Diablik z piekła rodem, który nie raz dał mi się we znaki podczas lekcji, tutaj chodził jak w zegarku. Kultura osobista. Takt. Empatia. Koleżeńska postawa wobec innych. Ale też cięty dowcip- to jego drugie, nieznane mi dotąd ,oblicze, które ujawniło się w Wierchomli. Czyżby górski klimat? Nieee, to klimat pracy przy wspólnym filmie.

Dosyć nieśmiały chłopak, który w klasie orłów ma problem z rozwinięciem swoich skrzydeł, bo chociaż piękne to malutkie w porównaniu do orlich, tutaj stał się Głównym Operatorem. Chętny do nauki, w mgnieniu oka pojął warsztat przekazany mu przez Mirka i starszych kolegów. Filmował jak stary wyga. Wrócił odmieniony, doceniony i spełniony.

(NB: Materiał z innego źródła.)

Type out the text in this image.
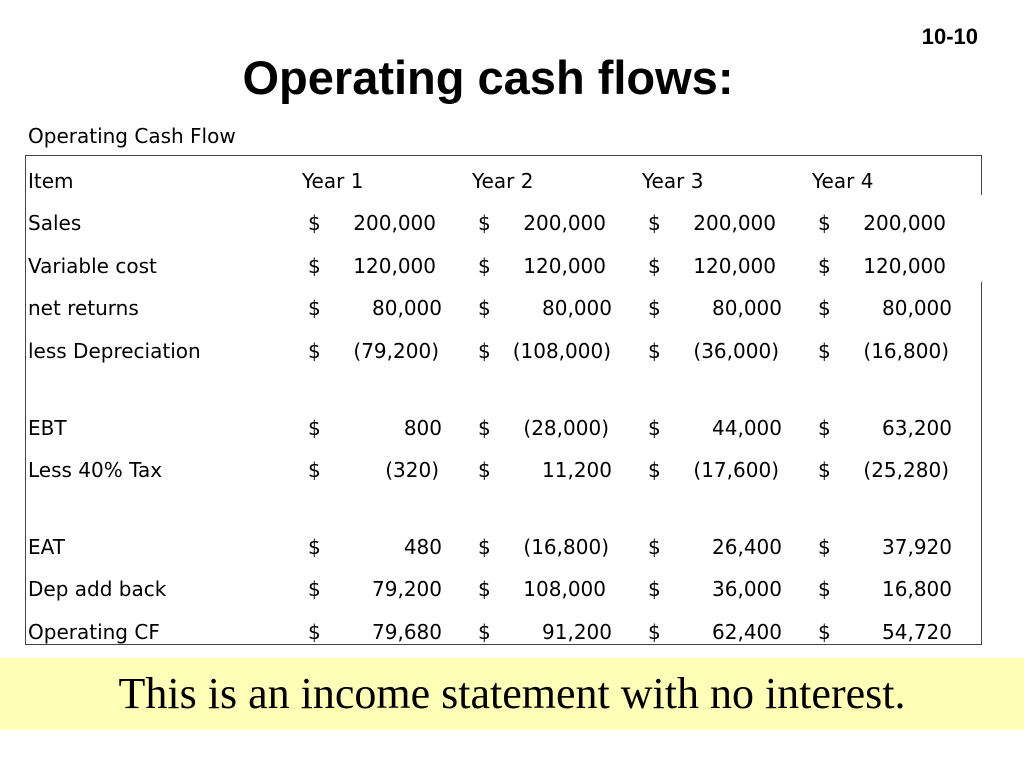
10-10
Operating cash flows:
Operating Cash Flow
Item	Year 1	Year 2	Year 3	Year 4
Sales	$ 200,000 $ 200,000 $ 200,000 $ 200,000
Variable cost	$ 120,000 $ 120,000 $ 120,000 $ 120,000
net returns	$	80,000 $	80,000 $	80,000 $	80,000
less Depreciation	$ (79,200) $ (108,000) $ (36,000) $ (16,800)
EBT	$	800 $ (28,000) $	44,000 $	63,200
Less 40% Tax	$	(320) $	11,200 $ (17,600) $ (25,280)
EAT	$	480 $ (16,800) $	26,400 $	37,920
Dep add back	$	79,200 $ 108,000 $	36,000 $	16,800
Operating CF	$	79,680 $	91,200 $	62,400 $	54,720
This is an income statement with no interest.
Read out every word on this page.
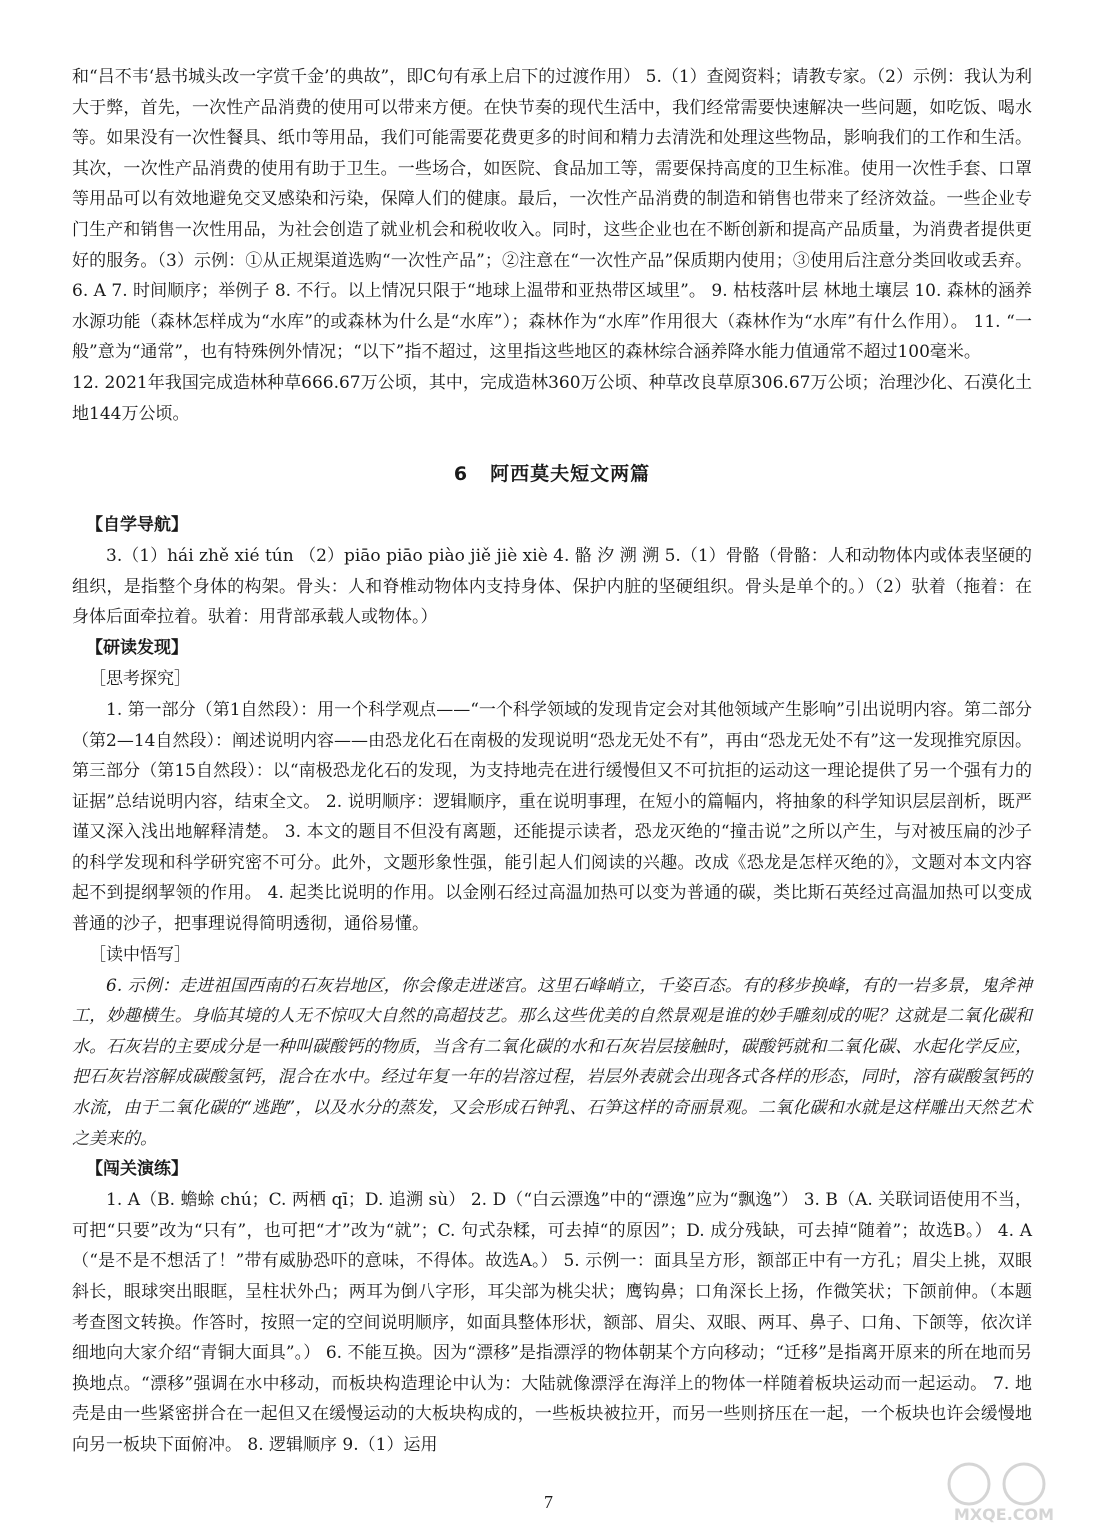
和“吕不韦‘悬书城头改一字赏千金’的典故”，即C句有承上启下的过渡作用） 5.（1）查阅资料；请教专家。（2）示例：我认为利大于弊，首先，一次性产品消费的使用可以带来方便。在快节奏的现代生活中，我们经常需要快速解决一些问题，如吃饭、喝水等。如果没有一次性餐具、纸巾等用品，我们可能需要花费更多的时间和精力去清洗和处理这些物品，影响我们的工作和生活。其次，一次性产品消费的使用有助于卫生。一些场合，如医院、食品加工等，需要保持高度的卫生标准。使用一次性手套、口罩等用品可以有效地避免交叉感染和污染，保障人们的健康。最后，一次性产品消费的制造和销售也带来了经济效益。一些企业专门生产和销售一次性用品，为社会创造了就业机会和税收收入。同时，这些企业也在不断创新和提高产品质量，为消费者提供更好的服务。（3）示例：①从正规渠道选购“一次性产品”；②注意在“一次性产品”保质期内使用；③使用后注意分类回收或丢弃。 6. A 7. 时间顺序；举例子 8. 不行。以上情况只限于“地球上温带和亚热带区域里”。 9. 枯枝落叶层 林地土壤层 10. 森林的涵养水源功能（森林怎样成为“水库”的或森林为什么是“水库”）；森林作为“水库”作用很大（森林作为“水库”有什么作用）。 11. “一般”意为“通常”，也有特殊例外情况；“以下”指不超过，这里指这些地区的森林综合涵养降水能力值通常不超过100毫米。

12. 2021年我国完成造林种草666.67万公顷，其中，完成造林360万公顷、种草改良草原306.67万公顷；治理沙化、石漠化土地144万公顷。

6 阿西莫夫短文两篇
【自学导航】

3.（1）hái zhě xié tún （2）piāo piāo piào jiě jiè xiè 4. 骼 汐 溯 溯 5.（1）骨骼（骨骼：人和动物体内或体表坚硬的组织，是指整个身体的构架。骨头：人和脊椎动物体内支持身体、保护内脏的坚硬组织。骨头是单个的。）（2）驮着（拖着：在身体后面牵拉着。驮着：用背部承载人或物体。）

【研读发现】
［思考探究］

1. 第一部分（第1自然段）：用一个科学观点——“一个科学领域的发现肯定会对其他领域产生影响”引出说明内容。第二部分（第2—14自然段）：阐述说明内容——由恐龙化石在南极的发现说明“恐龙无处不有”，再由“恐龙无处不有”这一发现推究原因。第三部分（第15自然段）：以“南极恐龙化石的发现，为支持地壳在进行缓慢但又不可抗拒的运动这一理论提供了另一个强有力的证据”总结说明内容，结束全文。 2. 说明顺序：逻辑顺序，重在说明事理，在短小的篇幅内，将抽象的科学知识层层剖析，既严谨又深入浅出地解释清楚。 3. 本文的题目不但没有离题，还能提示读者，恐龙灭绝的“撞击说”之所以产生，与对被压扁的沙子的科学发现和科学研究密不可分。此外，文题形象性强，能引起人们阅读的兴趣。改成《恐龙是怎样灭绝的》，文题对本文内容起不到提纲挈领的作用。 4. 起类比说明的作用。以金刚石经过高温加热可以变为普通的碳，类比斯石英经过高温加热可以变成普通的沙子，把事理说得简明透彻，通俗易懂。

［读中悟写］

6. 示例：走进祖国西南的石灰岩地区，你会像走进迷宫。这里石峰峭立，千姿百态。有的移步换峰，有的一岩多景，鬼斧神工，妙趣横生。身临其境的人无不惊叹大自然的高超技艺。那么这些优美的自然景观是谁的妙手雕刻成的呢？这就是二氧化碳和水。石灰岩的主要成分是一种叫碳酸钙的物质，当含有二氧化碳的水和石灰岩层接触时，碳酸钙就和二氧化碳、水起化学反应，把石灰岩溶解成碳酸氢钙，混合在水中。经过年复一年的岩溶过程，岩层外表就会出现各式各样的形态，同时，溶有碳酸氢钙的水流，由于二氧化碳的“逃跑”，以及水分的蒸发，又会形成石钟乳、石笋这样的奇丽景观。二氧化碳和水就是这样雕出天然艺术之美来的。

【闯关演练】

1. A（B. 蟾蜍 chú；C. 两栖 qī；D. 追溯 sù） 2. D（“白云漂逸”中的“漂逸”应为“飘逸”） 3. B（A. 关联词语使用不当，可把“只要”改为“只有”，也可把“才”改为“就”；C. 句式杂糅，可去掉“的原因”；D. 成分残缺，可去掉“随着”；故选B。） 4. A（“是不是不想活了！”带有威胁恐吓的意味，不得体。故选A。） 5. 示例一：面具呈方形，额部正中有一方孔；眉尖上挑，双眼斜长，眼球突出眼眶，呈柱状外凸；两耳为倒八字形，耳尖部为桃尖状；鹰钩鼻；口角深长上扬，作微笑状；下颌前伸。（本题考查图文转换。作答时，按照一定的空间说明顺序，如面具整体形状，额部、眉尖、双眼、两耳、鼻子、口角、下颌等，依次详细地向大家介绍“青铜大面具”。） 6. 不能互换。因为“漂移”是指漂浮的物体朝某个方向移动；“迁移”是指离开原来的所在地而另换地点。“漂移”强调在水中移动，而板块构造理论中认为：大陆就像漂浮在海洋上的物体一样随着板块运动而一起运动。 7. 地壳是由一些紧密拼合在一起但又在缓慢运动的大板块构成的，一些板块被拉开，而另一些则挤压在一起，一个板块也许会缓慢地向另一板块下面俯冲。 8. 逻辑顺序 9.（1）运用

7
MXQE.COM
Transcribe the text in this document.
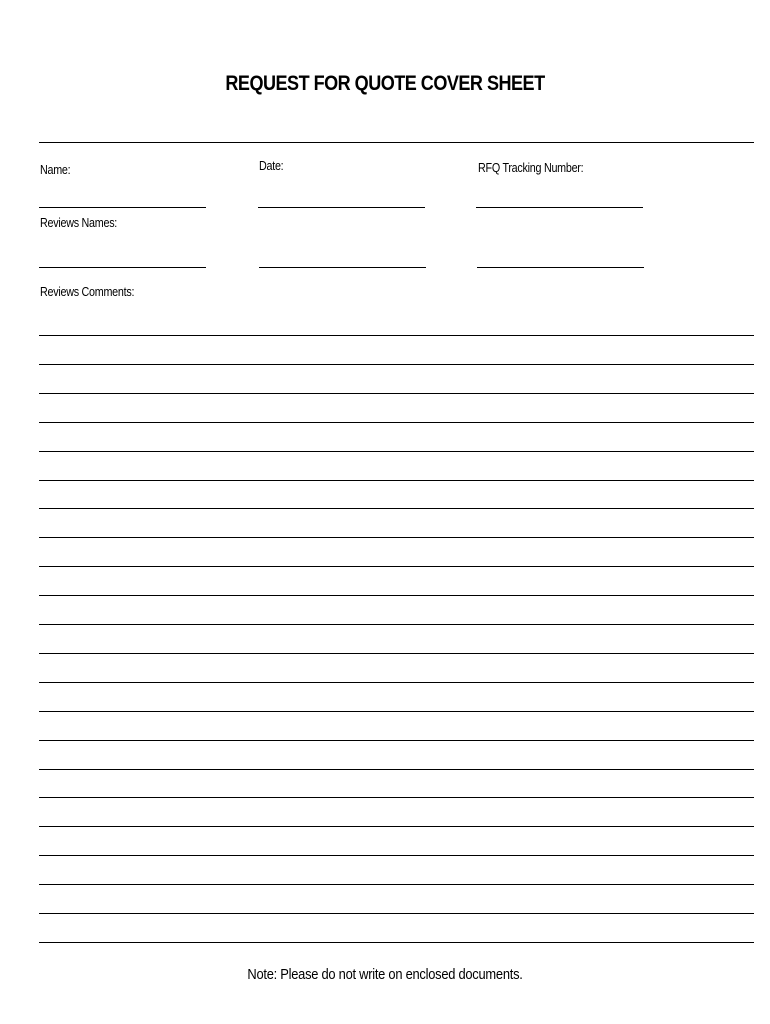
REQUEST FOR QUOTE COVER SHEET
Name:	Date:	RFQ Tracking Number:
Reviews Names:
Reviews Comments:
Note: Please do not write on enclosed documents.
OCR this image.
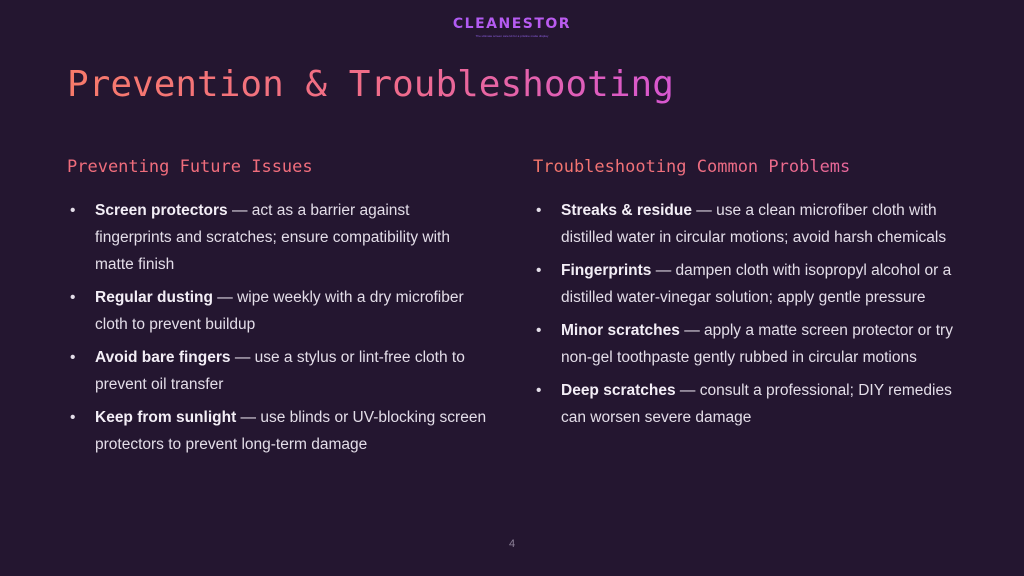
CLEANESTOR
The ultimate screen care kit for a pristine matte display
Prevention & Troubleshooting
Preventing Future Issues
• Screen protectors — act as a barrier against fingerprints and scratches; ensure compatibility with matte finish
• Regular dusting — wipe weekly with a dry microfiber cloth to prevent buildup
• Avoid bare fingers — use a stylus or lint-free cloth to prevent oil transfer
• Keep from sunlight — use blinds or UV-blocking screen protectors to prevent long-term damage
Troubleshooting Common Problems
• Streaks & residue — use a clean microfiber cloth with distilled water in circular motions; avoid harsh chemicals
• Fingerprints — dampen cloth with isopropyl alcohol or a distilled water-vinegar solution; apply gentle pressure
• Minor scratches — apply a matte screen protector or try non-gel toothpaste gently rubbed in circular motions
• Deep scratches — consult a professional; DIY remedies can worsen severe damage
4
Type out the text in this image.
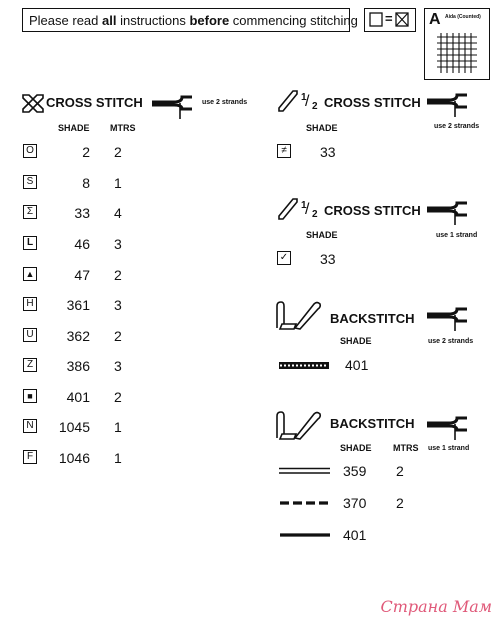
Please read all instructions before commencing stitching = A Aida (Counted)
CROSS STITCH	use 2 strands
SHADE MTRS
O	2 2
S	8 1
Σ	33 4
L	46 3
▲	47 2
H	361 3
U	362 2
Z	386 3
■	401 2
N	1045 1
F	1046 1
1
/ 2 CROSS STITCH
SHADE	use 2 strands
≠	33
1
/ 2 CROSS STITCH
SHADE	use 1 strand
✓ 33
BACKSTITCH
SHADE	use 2 strands
401
BACKSTITCH
SHADE MTRS use 1 strand
359 2
370 2
401
Страна Мам
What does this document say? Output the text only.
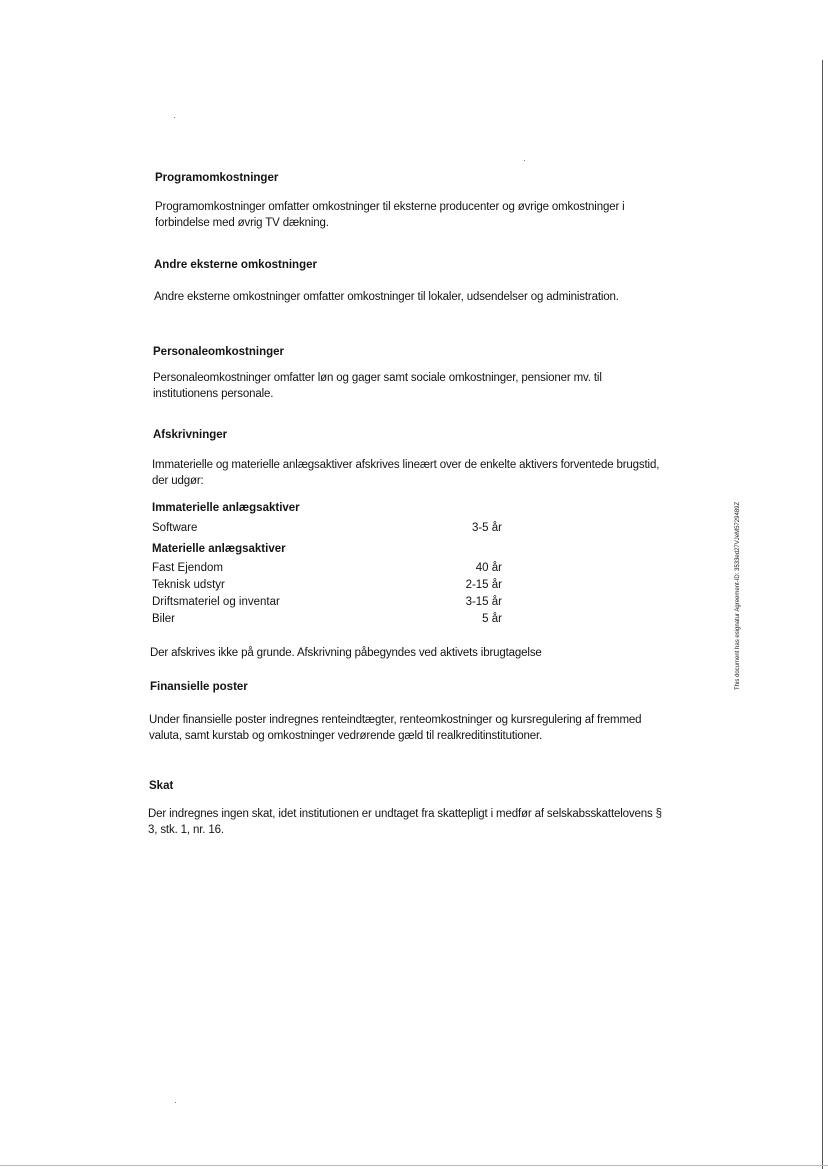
Programomkostninger

Programomkostninger omfatter omkostninger til eksterne producenter og øvrige omkostninger i

forbindelse med øvrig TV dækning.

Andre eksterne omkostninger

Andre eksterne omkostninger omfatter omkostninger til lokaler, udsendelser og administration.

Personaleomkostninger

Personaleomkostninger omfatter løn og gager samt sociale omkostninger, pensioner mv. til

institutionens personale.

Afskrivninger

Immaterielle og materielle anlægsaktiver afskrives lineært over de enkelte aktivers forventede brugstid,

der udgør:

Immaterielle anlægsaktiver

Software	3-5 år

Materielle anlægsaktiver

Fast Ejendom	40 år
Teknisk udstyr	2-15 år
Driftsmateriel og inventar	3-15 år
Biler	5 år

Der afskrives ikke på grunde. Afskrivning påbegyndes ved aktivets ibrugtagelse

Finansielle poster

Under finansielle poster indregnes renteindtægter, renteomkostninger og kursregulering af fremmed

valuta, samt kurstab og omkostninger vedrørende gæld til realkreditinstitutioner.

Skat

Der indregnes ingen skat, idet institutionen er undtaget fra skattepligt i medfør af selskabsskattelovens §

3, stk. 1, nr. 16.

This document has esignatur Agreement-ID: 3533ed27VJeM5729489Z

I takich konkretnych przykładów jest wiele…Magia kina? Tak! W dosłownym tego słowa znaczeniu. Dzięki filmowi zadziały się magiczne przemiany w naszych dzieciach.

Zabraliśmy na warsztaty Karolinę, Kacpra, Szymona, Kasię…a przywieźliśmy, operatora dźwięku, reżysera, aktora, montażystę… I mam nadzieję pewniejszą siebie, lepszą młodzież, która znajdzie swoje miejsce w dobrej, mądrej przestrzeni, dającej możliwość wyrażenia siebie.

Wiem, że nie możemy tego zepsuć, że musimy się rozwijać, dawać szanse, możliwości. Potrzebujemy wsparcia Rodziców i innych nauczycieli. Zapewniam Was. Warto.